The future of AI relies on a high school teacher’s free database

Christoph Schuhmann in Hamburg, Germany, on Thursday. When Schuhmann isn’t teaching physics and computer science to German teens, he works with a small team of volunteers building the world’s biggest free AI training data set, which has already been used in text-to-image generators such as Google’s Imagen and Stable Diffusion. | BLOOMBERG

By Aggi Cantrill and Marissa Newman
Bloomberg

Apr 24, 2023

In front of a suburban house on the outskirts of the northern Germany city of Hamburg, a single word — "LAION” — is scrawled in pencil across a mailbox. It’s the only indication that the home belongs to the person behind a massive data gathering effort central to the artificial intelligence boom that has seized the world's attention.

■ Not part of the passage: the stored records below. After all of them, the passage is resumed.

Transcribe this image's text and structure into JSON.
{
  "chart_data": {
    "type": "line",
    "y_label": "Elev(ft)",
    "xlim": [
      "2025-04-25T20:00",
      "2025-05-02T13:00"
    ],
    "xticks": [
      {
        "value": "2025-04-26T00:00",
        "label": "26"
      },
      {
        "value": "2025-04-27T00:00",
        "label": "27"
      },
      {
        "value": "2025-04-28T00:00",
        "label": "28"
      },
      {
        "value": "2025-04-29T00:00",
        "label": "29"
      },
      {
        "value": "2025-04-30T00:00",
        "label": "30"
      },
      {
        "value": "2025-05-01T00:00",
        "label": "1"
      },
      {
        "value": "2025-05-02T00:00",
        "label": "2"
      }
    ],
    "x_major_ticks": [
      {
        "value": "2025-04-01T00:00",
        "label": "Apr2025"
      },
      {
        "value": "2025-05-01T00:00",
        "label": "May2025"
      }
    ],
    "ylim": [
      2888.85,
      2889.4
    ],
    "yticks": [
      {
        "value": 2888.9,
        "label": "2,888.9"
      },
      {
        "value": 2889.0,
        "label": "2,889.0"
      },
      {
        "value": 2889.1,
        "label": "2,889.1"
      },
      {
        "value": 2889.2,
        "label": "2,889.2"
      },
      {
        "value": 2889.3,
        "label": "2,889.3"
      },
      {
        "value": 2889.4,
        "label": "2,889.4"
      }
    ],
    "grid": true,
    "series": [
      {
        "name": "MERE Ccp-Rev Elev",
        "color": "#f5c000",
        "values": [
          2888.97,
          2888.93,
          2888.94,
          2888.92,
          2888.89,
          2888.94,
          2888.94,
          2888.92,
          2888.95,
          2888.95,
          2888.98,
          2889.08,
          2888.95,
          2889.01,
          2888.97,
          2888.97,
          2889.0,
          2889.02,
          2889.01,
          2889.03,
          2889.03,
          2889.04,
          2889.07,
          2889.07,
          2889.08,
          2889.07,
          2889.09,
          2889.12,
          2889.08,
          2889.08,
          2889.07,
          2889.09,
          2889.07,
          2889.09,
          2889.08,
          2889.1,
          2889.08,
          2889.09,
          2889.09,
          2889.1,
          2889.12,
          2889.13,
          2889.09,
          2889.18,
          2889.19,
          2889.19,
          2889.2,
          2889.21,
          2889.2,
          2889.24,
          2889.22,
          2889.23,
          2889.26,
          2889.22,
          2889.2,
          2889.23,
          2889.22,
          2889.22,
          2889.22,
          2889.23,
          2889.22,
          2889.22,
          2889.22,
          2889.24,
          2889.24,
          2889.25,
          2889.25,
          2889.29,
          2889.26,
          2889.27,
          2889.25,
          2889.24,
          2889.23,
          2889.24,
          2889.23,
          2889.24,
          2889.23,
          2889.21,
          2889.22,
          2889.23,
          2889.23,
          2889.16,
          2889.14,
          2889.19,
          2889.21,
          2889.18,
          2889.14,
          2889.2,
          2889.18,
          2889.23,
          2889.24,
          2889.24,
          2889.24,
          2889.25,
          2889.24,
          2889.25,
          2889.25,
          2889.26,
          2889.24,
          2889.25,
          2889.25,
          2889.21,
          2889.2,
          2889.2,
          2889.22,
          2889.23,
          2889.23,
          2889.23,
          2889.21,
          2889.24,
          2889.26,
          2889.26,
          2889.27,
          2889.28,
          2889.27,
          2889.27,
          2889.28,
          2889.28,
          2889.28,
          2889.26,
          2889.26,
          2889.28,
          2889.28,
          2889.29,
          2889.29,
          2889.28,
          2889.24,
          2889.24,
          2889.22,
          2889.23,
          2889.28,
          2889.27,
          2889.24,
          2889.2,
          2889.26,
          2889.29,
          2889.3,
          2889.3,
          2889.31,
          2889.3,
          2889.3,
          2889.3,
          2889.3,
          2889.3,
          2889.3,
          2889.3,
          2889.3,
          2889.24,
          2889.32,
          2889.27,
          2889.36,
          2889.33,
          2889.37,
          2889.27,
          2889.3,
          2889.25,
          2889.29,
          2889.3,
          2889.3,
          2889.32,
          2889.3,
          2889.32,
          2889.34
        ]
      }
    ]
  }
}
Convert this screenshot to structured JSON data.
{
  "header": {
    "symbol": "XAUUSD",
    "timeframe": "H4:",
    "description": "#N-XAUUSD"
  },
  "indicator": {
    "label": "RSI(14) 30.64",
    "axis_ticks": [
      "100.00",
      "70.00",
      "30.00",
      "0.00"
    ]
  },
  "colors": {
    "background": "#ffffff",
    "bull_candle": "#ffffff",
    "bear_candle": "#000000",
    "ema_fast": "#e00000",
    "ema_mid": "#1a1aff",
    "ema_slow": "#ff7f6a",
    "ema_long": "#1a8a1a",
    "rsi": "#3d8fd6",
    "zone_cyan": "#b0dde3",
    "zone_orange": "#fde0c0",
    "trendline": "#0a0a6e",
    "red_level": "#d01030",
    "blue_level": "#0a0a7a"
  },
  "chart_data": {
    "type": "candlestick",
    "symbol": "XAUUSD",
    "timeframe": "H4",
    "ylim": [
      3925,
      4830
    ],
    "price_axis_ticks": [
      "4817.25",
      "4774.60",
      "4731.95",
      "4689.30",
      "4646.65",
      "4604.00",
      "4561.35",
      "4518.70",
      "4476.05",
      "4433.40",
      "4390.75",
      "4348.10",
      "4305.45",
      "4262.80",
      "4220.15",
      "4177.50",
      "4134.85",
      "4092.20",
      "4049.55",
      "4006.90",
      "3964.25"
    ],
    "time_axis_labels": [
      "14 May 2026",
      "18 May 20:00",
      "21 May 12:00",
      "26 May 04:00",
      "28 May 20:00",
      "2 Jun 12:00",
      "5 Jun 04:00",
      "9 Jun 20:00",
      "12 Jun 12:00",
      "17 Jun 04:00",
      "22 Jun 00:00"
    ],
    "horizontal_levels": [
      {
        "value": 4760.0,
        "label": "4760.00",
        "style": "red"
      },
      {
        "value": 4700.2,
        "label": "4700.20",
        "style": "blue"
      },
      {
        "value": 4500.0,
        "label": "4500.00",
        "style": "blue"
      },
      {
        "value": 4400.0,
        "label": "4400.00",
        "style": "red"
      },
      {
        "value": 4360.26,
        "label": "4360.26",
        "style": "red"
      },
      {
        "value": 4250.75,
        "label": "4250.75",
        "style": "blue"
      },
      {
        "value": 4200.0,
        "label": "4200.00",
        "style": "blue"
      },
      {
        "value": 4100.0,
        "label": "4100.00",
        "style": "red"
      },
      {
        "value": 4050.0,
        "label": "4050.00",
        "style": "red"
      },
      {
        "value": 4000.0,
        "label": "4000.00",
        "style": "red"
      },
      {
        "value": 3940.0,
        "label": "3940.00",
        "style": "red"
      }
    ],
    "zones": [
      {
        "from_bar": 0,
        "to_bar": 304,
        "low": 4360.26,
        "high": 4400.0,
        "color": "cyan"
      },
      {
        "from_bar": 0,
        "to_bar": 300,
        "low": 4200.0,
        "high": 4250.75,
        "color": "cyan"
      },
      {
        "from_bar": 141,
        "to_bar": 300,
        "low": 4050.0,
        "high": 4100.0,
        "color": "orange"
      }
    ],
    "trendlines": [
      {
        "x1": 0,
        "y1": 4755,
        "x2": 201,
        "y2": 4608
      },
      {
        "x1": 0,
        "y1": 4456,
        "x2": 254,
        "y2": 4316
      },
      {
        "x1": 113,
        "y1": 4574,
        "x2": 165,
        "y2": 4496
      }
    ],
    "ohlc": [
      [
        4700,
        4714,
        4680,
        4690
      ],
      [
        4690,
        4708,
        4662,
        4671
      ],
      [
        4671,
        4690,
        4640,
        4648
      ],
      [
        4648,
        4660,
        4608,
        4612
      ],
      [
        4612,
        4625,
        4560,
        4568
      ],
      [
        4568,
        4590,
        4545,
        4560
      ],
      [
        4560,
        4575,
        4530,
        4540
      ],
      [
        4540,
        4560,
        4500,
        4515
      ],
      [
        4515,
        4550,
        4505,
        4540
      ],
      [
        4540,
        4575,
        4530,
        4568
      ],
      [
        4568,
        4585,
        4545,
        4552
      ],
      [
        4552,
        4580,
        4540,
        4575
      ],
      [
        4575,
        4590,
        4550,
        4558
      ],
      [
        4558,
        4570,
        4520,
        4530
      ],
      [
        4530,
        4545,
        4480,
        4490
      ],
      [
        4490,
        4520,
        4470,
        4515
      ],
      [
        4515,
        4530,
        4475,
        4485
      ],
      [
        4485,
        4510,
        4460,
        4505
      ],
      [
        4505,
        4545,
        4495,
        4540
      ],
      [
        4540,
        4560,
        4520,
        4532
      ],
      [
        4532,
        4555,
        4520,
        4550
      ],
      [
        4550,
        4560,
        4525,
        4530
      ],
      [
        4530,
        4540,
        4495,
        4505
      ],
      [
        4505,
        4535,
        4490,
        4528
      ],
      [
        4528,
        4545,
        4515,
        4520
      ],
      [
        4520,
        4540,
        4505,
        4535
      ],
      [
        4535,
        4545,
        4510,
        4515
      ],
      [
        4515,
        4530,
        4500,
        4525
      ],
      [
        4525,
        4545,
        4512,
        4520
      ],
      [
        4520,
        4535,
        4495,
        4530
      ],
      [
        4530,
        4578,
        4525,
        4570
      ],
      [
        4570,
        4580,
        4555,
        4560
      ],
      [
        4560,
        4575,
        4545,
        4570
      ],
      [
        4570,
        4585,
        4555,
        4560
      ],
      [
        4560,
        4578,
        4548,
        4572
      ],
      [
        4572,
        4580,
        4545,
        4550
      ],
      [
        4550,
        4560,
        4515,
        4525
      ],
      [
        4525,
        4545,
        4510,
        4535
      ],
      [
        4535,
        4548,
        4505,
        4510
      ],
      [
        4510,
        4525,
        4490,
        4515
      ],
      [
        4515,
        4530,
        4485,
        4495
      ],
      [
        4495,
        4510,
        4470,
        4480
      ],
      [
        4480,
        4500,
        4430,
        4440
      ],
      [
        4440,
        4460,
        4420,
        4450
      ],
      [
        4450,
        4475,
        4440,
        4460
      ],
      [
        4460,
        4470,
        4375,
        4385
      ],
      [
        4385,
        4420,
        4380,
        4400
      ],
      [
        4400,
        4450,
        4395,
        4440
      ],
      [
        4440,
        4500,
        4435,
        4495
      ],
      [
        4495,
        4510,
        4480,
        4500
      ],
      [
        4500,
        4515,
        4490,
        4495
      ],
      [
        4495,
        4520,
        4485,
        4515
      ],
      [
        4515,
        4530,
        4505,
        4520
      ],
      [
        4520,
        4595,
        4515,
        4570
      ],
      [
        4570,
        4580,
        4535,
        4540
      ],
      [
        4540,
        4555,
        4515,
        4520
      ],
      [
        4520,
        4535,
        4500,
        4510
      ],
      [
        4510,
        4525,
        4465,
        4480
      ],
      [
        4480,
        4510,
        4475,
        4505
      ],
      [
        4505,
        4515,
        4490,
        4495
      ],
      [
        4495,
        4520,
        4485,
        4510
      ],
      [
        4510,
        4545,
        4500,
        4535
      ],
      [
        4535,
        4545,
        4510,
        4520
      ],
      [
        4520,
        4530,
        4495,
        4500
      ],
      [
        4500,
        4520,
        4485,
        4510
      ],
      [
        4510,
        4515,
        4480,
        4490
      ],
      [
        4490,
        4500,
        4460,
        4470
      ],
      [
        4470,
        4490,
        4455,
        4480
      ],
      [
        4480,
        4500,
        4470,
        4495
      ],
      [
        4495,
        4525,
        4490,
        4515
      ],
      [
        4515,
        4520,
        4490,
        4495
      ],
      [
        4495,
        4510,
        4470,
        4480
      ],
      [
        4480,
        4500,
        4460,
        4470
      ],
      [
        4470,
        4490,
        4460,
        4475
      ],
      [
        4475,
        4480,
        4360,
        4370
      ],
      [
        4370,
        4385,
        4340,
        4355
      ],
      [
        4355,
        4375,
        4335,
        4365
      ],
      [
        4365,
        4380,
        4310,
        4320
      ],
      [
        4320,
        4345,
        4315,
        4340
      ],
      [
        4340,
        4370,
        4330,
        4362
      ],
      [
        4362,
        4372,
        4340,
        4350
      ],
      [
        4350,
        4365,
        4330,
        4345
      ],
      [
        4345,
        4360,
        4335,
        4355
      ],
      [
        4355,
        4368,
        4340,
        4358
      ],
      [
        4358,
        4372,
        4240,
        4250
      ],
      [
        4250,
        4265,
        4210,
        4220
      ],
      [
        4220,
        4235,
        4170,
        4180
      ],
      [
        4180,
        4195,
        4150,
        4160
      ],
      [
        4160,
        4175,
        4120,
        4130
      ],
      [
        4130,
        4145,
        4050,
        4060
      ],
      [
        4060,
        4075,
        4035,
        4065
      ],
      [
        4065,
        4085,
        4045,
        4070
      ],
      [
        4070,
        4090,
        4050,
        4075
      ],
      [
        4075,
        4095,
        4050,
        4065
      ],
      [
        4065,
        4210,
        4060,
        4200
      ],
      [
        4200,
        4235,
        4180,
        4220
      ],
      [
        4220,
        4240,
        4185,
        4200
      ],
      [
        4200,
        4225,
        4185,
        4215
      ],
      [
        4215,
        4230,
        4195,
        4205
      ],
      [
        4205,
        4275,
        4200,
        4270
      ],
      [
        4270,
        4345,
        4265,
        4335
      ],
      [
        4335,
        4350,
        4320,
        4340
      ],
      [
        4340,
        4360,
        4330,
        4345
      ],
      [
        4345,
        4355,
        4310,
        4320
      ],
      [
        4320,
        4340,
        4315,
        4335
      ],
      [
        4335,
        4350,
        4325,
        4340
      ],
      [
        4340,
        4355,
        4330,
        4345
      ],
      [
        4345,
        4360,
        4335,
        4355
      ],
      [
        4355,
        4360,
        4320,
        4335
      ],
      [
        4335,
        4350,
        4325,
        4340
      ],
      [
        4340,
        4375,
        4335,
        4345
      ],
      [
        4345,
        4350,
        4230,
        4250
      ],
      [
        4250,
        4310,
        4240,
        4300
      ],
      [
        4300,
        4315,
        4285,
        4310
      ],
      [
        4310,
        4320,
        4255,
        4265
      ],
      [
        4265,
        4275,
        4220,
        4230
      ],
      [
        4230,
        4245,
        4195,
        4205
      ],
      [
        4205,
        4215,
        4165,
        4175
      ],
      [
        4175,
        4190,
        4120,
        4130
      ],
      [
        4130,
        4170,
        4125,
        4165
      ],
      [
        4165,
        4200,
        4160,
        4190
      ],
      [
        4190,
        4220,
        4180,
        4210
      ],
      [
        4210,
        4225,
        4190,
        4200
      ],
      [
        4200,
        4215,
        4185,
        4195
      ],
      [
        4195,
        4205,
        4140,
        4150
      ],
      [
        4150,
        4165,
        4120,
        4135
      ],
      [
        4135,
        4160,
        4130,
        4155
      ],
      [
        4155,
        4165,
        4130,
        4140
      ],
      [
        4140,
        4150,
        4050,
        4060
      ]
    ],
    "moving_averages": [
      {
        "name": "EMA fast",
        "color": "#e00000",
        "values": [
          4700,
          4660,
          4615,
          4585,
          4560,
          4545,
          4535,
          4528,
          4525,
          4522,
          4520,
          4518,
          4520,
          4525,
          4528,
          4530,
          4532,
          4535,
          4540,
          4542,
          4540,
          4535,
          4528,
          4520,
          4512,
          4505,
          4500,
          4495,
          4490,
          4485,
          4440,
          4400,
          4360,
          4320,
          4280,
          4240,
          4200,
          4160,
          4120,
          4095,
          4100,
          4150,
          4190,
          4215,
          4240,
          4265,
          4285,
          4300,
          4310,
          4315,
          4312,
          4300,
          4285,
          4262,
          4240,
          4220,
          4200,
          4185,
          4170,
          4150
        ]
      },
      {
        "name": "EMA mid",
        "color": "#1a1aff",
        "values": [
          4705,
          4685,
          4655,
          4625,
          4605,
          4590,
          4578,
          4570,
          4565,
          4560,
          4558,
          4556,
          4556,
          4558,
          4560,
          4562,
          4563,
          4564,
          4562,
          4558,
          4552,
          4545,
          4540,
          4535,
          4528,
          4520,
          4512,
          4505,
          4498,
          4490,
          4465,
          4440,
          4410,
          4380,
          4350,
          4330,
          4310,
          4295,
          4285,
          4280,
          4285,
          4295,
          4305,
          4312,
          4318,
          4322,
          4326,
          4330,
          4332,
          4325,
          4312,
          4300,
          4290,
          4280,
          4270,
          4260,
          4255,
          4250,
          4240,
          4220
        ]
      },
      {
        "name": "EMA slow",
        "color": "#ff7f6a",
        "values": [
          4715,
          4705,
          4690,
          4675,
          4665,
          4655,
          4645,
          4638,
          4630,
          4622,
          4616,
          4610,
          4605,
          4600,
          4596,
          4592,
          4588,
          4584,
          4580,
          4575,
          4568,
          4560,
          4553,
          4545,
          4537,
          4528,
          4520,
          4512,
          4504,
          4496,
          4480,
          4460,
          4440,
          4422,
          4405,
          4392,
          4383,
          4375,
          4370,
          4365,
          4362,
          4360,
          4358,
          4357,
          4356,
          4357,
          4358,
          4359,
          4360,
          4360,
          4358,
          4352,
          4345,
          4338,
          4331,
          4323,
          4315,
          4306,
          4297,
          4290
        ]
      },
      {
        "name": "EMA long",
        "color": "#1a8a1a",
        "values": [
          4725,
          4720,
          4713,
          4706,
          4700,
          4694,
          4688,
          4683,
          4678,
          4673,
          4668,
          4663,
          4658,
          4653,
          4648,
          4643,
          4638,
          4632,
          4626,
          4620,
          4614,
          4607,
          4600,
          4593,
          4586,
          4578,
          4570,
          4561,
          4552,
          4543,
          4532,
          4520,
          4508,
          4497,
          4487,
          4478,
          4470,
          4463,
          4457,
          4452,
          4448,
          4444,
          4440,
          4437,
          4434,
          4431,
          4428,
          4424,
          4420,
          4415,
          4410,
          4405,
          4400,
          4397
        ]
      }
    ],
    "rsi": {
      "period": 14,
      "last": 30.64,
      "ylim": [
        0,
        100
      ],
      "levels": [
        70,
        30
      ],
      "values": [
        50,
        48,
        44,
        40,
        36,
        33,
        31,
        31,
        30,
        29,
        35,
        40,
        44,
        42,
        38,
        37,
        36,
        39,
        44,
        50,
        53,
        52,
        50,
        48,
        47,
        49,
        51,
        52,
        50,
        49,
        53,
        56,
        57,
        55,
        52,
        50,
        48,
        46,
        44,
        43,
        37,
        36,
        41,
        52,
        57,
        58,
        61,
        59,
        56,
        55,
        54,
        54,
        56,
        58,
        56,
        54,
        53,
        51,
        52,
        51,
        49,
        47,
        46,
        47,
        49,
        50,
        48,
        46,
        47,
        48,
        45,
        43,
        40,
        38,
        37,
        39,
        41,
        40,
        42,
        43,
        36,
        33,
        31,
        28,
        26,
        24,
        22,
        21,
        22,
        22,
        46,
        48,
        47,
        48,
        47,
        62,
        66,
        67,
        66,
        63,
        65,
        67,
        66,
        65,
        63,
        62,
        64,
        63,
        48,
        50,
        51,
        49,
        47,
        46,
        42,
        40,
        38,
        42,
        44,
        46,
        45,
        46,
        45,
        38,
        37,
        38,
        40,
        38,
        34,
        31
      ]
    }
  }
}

That person is high school teacher Christoph Schuhmann, and LAION, short for "Large-scale AI Open Network,” is his passion project. When Schuhmann isn’t teaching physics and computer science to German teens, he works with a small team of volunteers building the world’s biggest free AI training data set, which has already been used in text-to-image generators such as Google’s Imagen and Stable Diffusion.

Databases like LAION are central to AI text-to-image generators, which rely on them for the enormous amounts of visual material used to deconstruct and create new images. The debut of these products late last year was a paradigm-shifting event: It sent the tech sector’s AI arms race into hyperdrive and raised a myriad of ethical and legal issues. Within a matter of months, lawsuits had been filed against generative AI companies Stability AI and Midjourney for copyright infringement, and critics were sounding the alarm about the violent, sexualized and otherwise problematic images within their datasets, which have been accused of introducing biases that are nearly impossible to mitigate.